Interpellations en série

Le pouvoir biélorusse a redoublé d’efforts pour enrayer l’essor de Svetlana Tikhanovskaïa, arrêtant samedi la cheffe de son QG de campagne et interpellant brièvement le même jour une autre alliée de premier plan de l’opposante. Mais l'enseignante d’anglais de formation, âgée de 37 ans, a tenu bon bien qu’elle ait « peur tous les jours ».

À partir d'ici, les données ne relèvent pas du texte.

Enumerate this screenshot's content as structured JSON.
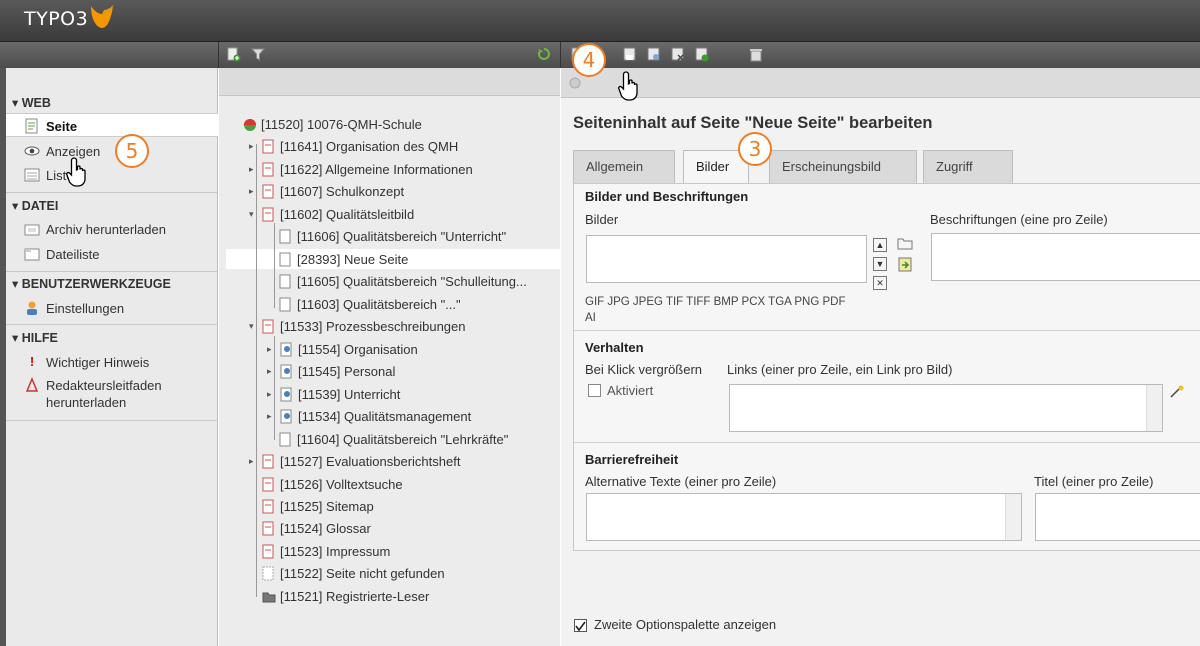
{
  "app": {
    "logo_text": "TYPO3"
  },
  "module_menu": {
    "groups": [
      {
        "title": "▾ WEB",
        "items": [
          {
            "label": "Seite",
            "icon": "page-module-icon"
          },
          {
            "label": "Anzeigen",
            "icon": "eye-icon"
          },
          {
            "label": "Liste",
            "icon": "list-icon"
          }
        ]
      },
      {
        "title": "▾ DATEI",
        "items": [
          {
            "label": "Archiv herunterladen",
            "icon": "archive-icon"
          },
          {
            "label": "Dateiliste",
            "icon": "filelist-icon"
          }
        ]
      },
      {
        "title": "▾ BENUTZERWERKZEUGE",
        "items": [
          {
            "label": "Einstellungen",
            "icon": "user-settings-icon"
          }
        ]
      },
      {
        "title": "▾ HILFE",
        "items": [
          {
            "label": "Wichtiger Hinweis",
            "icon": "exclamation-icon"
          },
          {
            "label": "Redakteursleitfaden herunterladen",
            "icon": "pdf-icon"
          }
        ]
      }
    ]
  },
  "tree": {
    "root": "[11520] 10076-QMH-Schule",
    "nodes": [
      "[11641] Organisation des QMH",
      "[11622] Allgemeine Informationen",
      "[11607] Schulkonzept",
      "[11602] Qualitätsleitbild",
      "[11606] Qualitätsbereich \"Unterricht\"",
      "[28393] Neue Seite",
      "[11605] Qualitätsbereich \"Schulleitung...",
      "[11603] Qualitätsbereich \"...\"",
      "[11533] Prozessbeschreibungen",
      "[11554] Organisation",
      "[11545] Personal",
      "[11539] Unterricht",
      "[11534] Qualitätsmanagement",
      "[11604] Qualitätsbereich \"Lehrkräfte\"",
      "[11527] Evaluationsberichtsheft",
      "[11526] Volltextsuche",
      "[11525] Sitemap",
      "[11524] Glossar",
      "[11523] Impressum",
      "[11522] Seite nicht gefunden",
      "[11521] Registrierte-Leser"
    ]
  },
  "content": {
    "title": "Seiteninhalt auf Seite \"Neue Seite\" bearbeiten",
    "tabs": [
      "Allgemein",
      "Bilder",
      "Erscheinungsbild",
      "Zugriff"
    ],
    "active_tab": "Bilder",
    "sections": {
      "images": {
        "title": "Bilder und Beschriftungen",
        "images_label": "Bilder",
        "captions_label": "Beschriftungen (eine pro Zeile)",
        "file_types": "GIF JPG JPEG TIF TIFF BMP PCX TGA PNG PDF",
        "file_types_2": "AI"
      },
      "behavior": {
        "title": "Verhalten",
        "click_enlarge": "Bei Klick vergrößern",
        "activated": "Aktiviert",
        "links_label": "Links (einer pro Zeile, ein Link pro Bild)"
      },
      "accessibility": {
        "title": "Barrierefreiheit",
        "alt_label": "Alternative Texte (einer pro Zeile)",
        "title_label": "Titel (einer pro Zeile)"
      }
    },
    "second_palette": "Zweite Optionspalette anzeigen"
  },
  "annotations": {
    "badge_tabs": "3",
    "badge_toolbar": "4",
    "badge_view": "5"
  }
}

Svetlana Tikhanovskaïa au milieu de ses partisans à Brest en Biélorussie, le 2 août 2020.
Svetlana Tikhanovskaïa au milieu de ses partisans à Brest en Biélorussie, le 2 août 2020. - Sergei Grits/AP/SIPA

Ses partisans se sont rendus aux urnes portant des masques sanitaires et surtout des bracelets blancs, en signe de reconnaissance à la demande de l’opposante, qui les a également conviés à envoyer des photos de leurs bulletins afin d’organiser un comptage des votes indépendant. Elle affirme ne pas avoir d’illusions quant au résultat car des « fraudes éhontées » ont déjà été perpétrées selon elle au moment du vote anticipé. D’autant que le nombre des observateurs indépendants a été réduit au minimum. Face à ces « informations inquiétantes », la France, l’Allemagne et la Pologne ont appelé à un scrutin « libre et équitable ».

Importante présence policière

Les craintes sont surtout concentrées sur l’après-scrutin. Des manifestations ne sont pas à exclure, si l’opposition juge le scrutin falsifié. Le président a quant à lui clairement laissé entendre qu’il n’hésiterait pas à les disperser. Samedi soir, une présence policière accrue était visible dans les rues de Minsk, et des véhicules militaires ont traversé le centre-ville de la capitale. Des manifestants ont été arrêtés, et des partisans d’oppositions ont traversé la ville en klaxonnant dans leurs voitures.

Arrestation d'un opposant au président de Biélorussie devant des affiches électorales, à Minsk le 8 août 2020.
Arrestation d'un opposant au président de Biélorussie devant des affiches électorales, à Minsk le 8 août 2020. - Sergei Grits/AP/SIPA

« Pauvre nana »

Avant l’émergence surprise de Svetlana Tikhanovskaïa, Alexandre Loukachenko, 65 ans, a éliminé ses principaux concurrents au printemps et au début de l’été : deux d’entre eux sont incarcérés, un troisième s’est exilé. Trois autres candidats sont en lice, mais aucun n’a su mobiliser. Svetlana Tikhanovskaïa se présente, elle, comme une « femme ordinaire, une mère et une épouse » qui a remplacé au pied levé son mari, Sergueï Tikhanovski, un blogueur incarcéré en mai alors qu’il faisait campagne. Qualifiée de « pauvre nana » par le président, elle a su mobiliser alors même que le pays n’a jamais pu voir émerger d’opposition unie et structurée.

Le vote se déroule aussi dans une atmosphère de défiance envers Moscou, dont Alexandre Loukachenko est à la fois le plus proche et le plus turbulent allié. Jamais en vingt-six ans les tensions n’ont été si concrètes : pour le président, les « marionnettistes » du Kremlin ont l’intention de faire de son pays un vassal. Fin juillet, 33 Russes, des mercenaires présumés de l’opaque groupe militaire privé Wagner, réputé proche du pouvoir russe, ont été arrêtés, accusés de préparer un « massacre » à Minsk.